You can have a look at my branch (/branches/kurt) to see exactly what I did. The lion's share of the changes are contained in these two files, which I've stuck on monoport so you can see them in all their syntax highlighted glory:
Comments (5)
Go Kurt! We wuvvv uuuu - don’t give up :).
Hi Kurt, your work is awesome. This solution is exactly what I’m looking for. Could you please fix the links for the sources. It would be great, if I could have a deep look in your solution…
Thx
Doh, stupid Monoport.
I updated the links to point directly to my SubVersion branch. This is all from the previous release of SubSonic, though, so it may not be worth using directly.
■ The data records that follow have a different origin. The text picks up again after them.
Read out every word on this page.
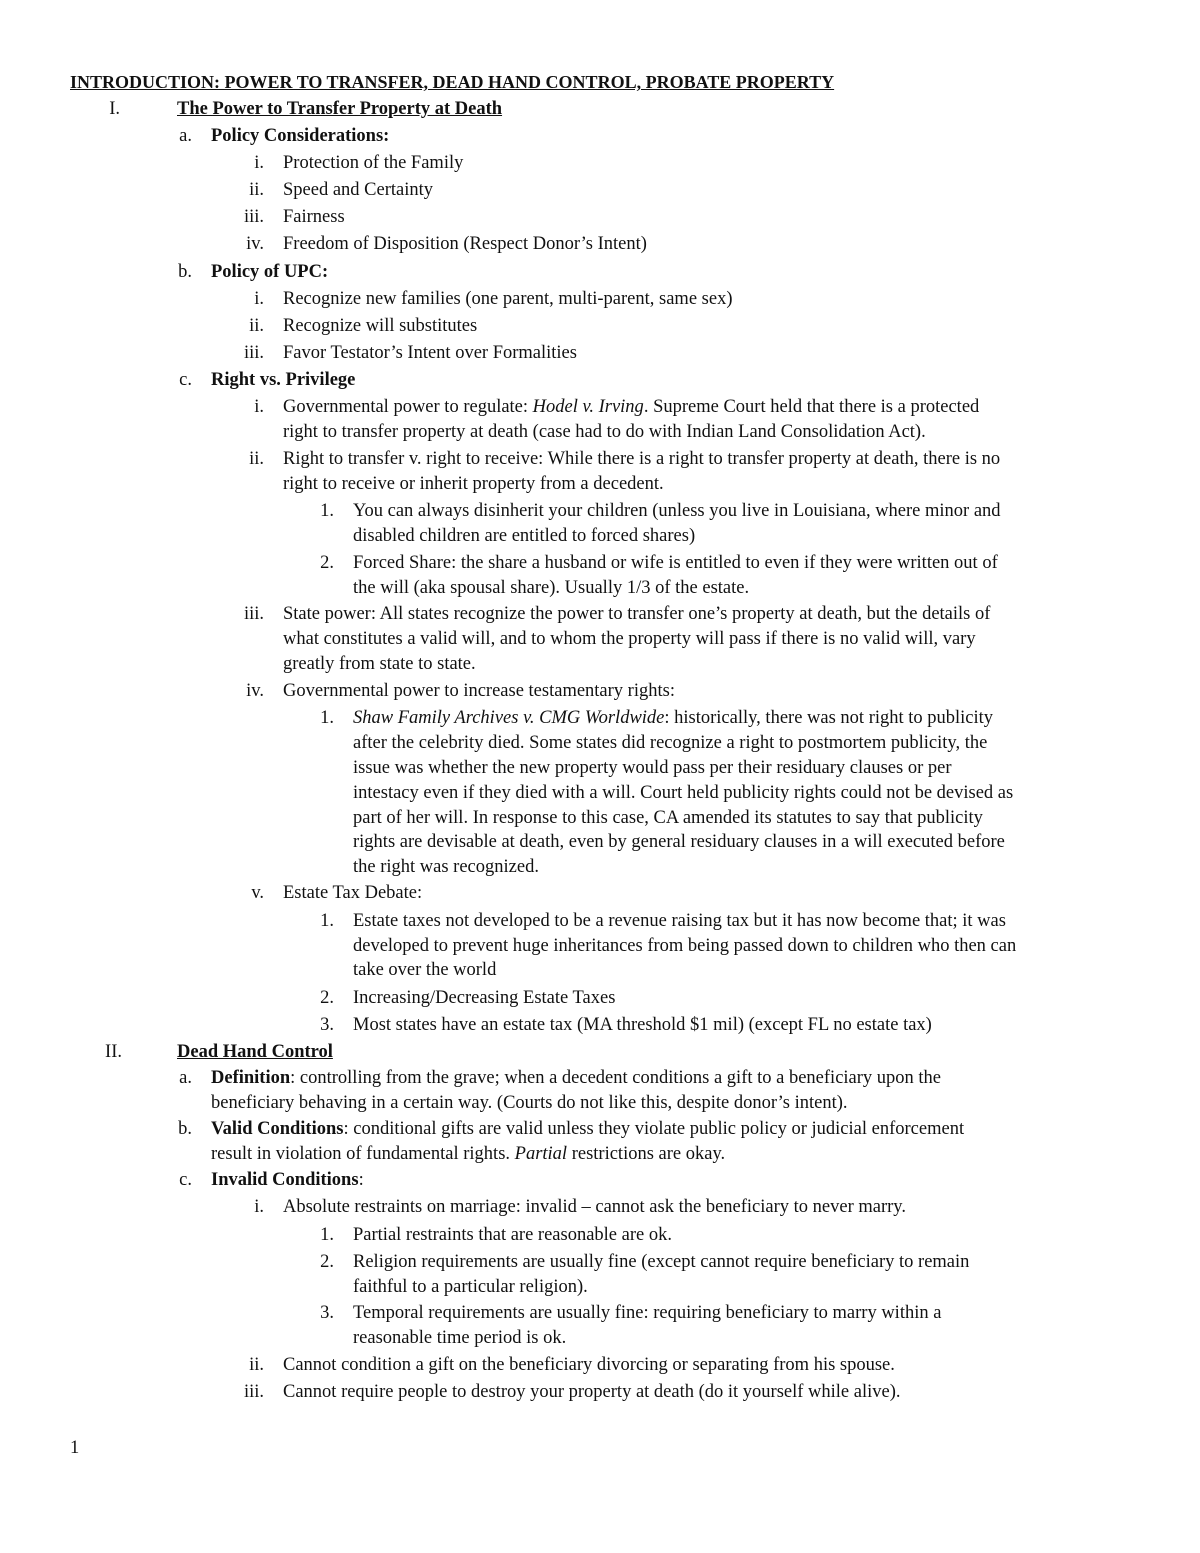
INTRODUCTION: POWER TO TRANSFER, DEAD HAND CONTROL, PROBATE PROPERTY
I.	The Power to Transfer Property at Death
a. Policy Considerations:
i. Protection of the Family
ii. Speed and Certainty
iii. Fairness
iv. Freedom of Disposition (Respect Donor’s Intent)
b. Policy of UPC:
i. Recognize new families (one parent, multi-parent, same sex)
ii. Recognize will substitutes
iii. Favor Testator’s Intent over Formalities
c. Right vs. Privilege
i. Governmental power to regulate: Hodel v. Irving. Supreme Court held that there is a protected
right to transfer property at death (case had to do with Indian Land Consolidation Act).
ii. Right to transfer v. right to receive: While there is a right to transfer property at death, there is no
right to receive or inherit property from a decedent.
1. You can always disinherit your children (unless you live in Louisiana, where minor and
disabled children are entitled to forced shares)
2. Forced Share: the share a husband or wife is entitled to even if they were written out of
the will (aka spousal share). Usually 1/3 of the estate.
iii. State power: All states recognize the power to transfer one’s property at death, but the details of
what constitutes a valid will, and to whom the property will pass if there is no valid will, vary
greatly from state to state.
iv. Governmental power to increase testamentary rights:
1. Shaw Family Archives v. CMG Worldwide: historically, there was not right to publicity
after the celebrity died. Some states did recognize a right to postmortem publicity, the
issue was whether the new property would pass per their residuary clauses or per
intestacy even if they died with a will. Court held publicity rights could not be devised as
part of her will. In response to this case, CA amended its statutes to say that publicity
rights are devisable at death, even by general residuary clauses in a will executed before
the right was recognized.
v. Estate Tax Debate:
1. Estate taxes not developed to be a revenue raising tax but it has now become that; it was
developed to prevent huge inheritances from being passed down to children who then can
take over the world
2. Increasing/Decreasing Estate Taxes
3. Most states have an estate tax (MA threshold $1 mil) (except FL no estate tax)
II.	Dead Hand Control
a. Definition: controlling from the grave; when a decedent conditions a gift to a beneficiary upon the
beneficiary behaving in a certain way. (Courts do not like this, despite donor’s intent).
b. Valid Conditions: conditional gifts are valid unless they violate public policy or judicial enforcement
result in violation of fundamental rights. Partial restrictions are okay.
c. Invalid Conditions:
i. Absolute restraints on marriage: invalid – cannot ask the beneficiary to never marry.
1. Partial restraints that are reasonable are ok.
2. Religion requirements are usually fine (except cannot require beneficiary to remain
faithful to a particular religion).
3. Temporal requirements are usually fine: requiring beneficiary to marry within a
reasonable time period is ok.
ii. Cannot condition a gift on the beneficiary divorcing or separating from his spouse.
iii. Cannot require people to destroy your property at death (do it yourself while alive).
1
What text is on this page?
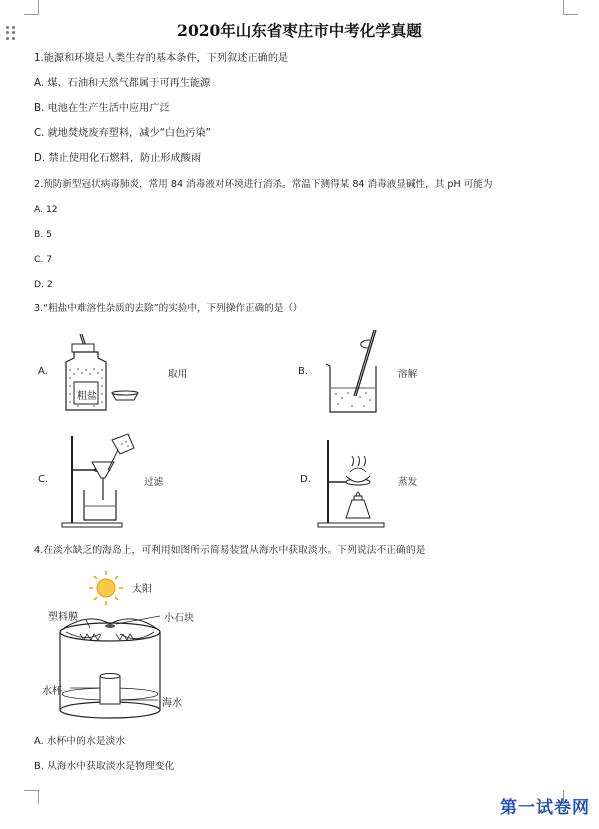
2020年山东省枣庄市中考化学真题
1.能源和环境是人类生存的基本条件，下列叙述正确的是
A. 煤、石油和天然气都属于可再生能源
B. 电池在生产生活中应用广泛
C. 就地焚烧废弃塑料，减少“白色污染”
D. 禁止使用化石燃料，防止形成酸雨
2.预防新型冠状病毒肺炎，常用 84 消毒液对环境进行消杀。常温下测得某 84 消毒液显碱性，其 pH 可能为
A. 12
B. 5
C. 7
D. 2
3.“粗盐中难溶性杂质的去除”的实验中，下列操作正确的是（）
A.
粗盐
取用	B.	溶解
C.	过滤	D.	蒸发
4.在淡水缺乏的海岛上，可利用如图所示简易装置从海水中获取淡水。下列说法不正确的是
太阳
塑料膜	小石块
水杯
海水
A. 水杯中的水是淡水
B. 从海水中获取淡水是物理变化
第一试卷网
Once I get time, I’m planning to update my branch with the latest bits and possibly merge things back into the trunk.
Thx Kurt for the quick reply. The links are working now, but it seems, that you have changed a lot of classes. Its pretty tough to get the SubSonic project compiled with all that changes…
I will give a try though, because I really need such a solution.
Thx again
Yeah, there were quite a few changes. Your best bet is checking out the whole branch and building that. It builds pretty much as is.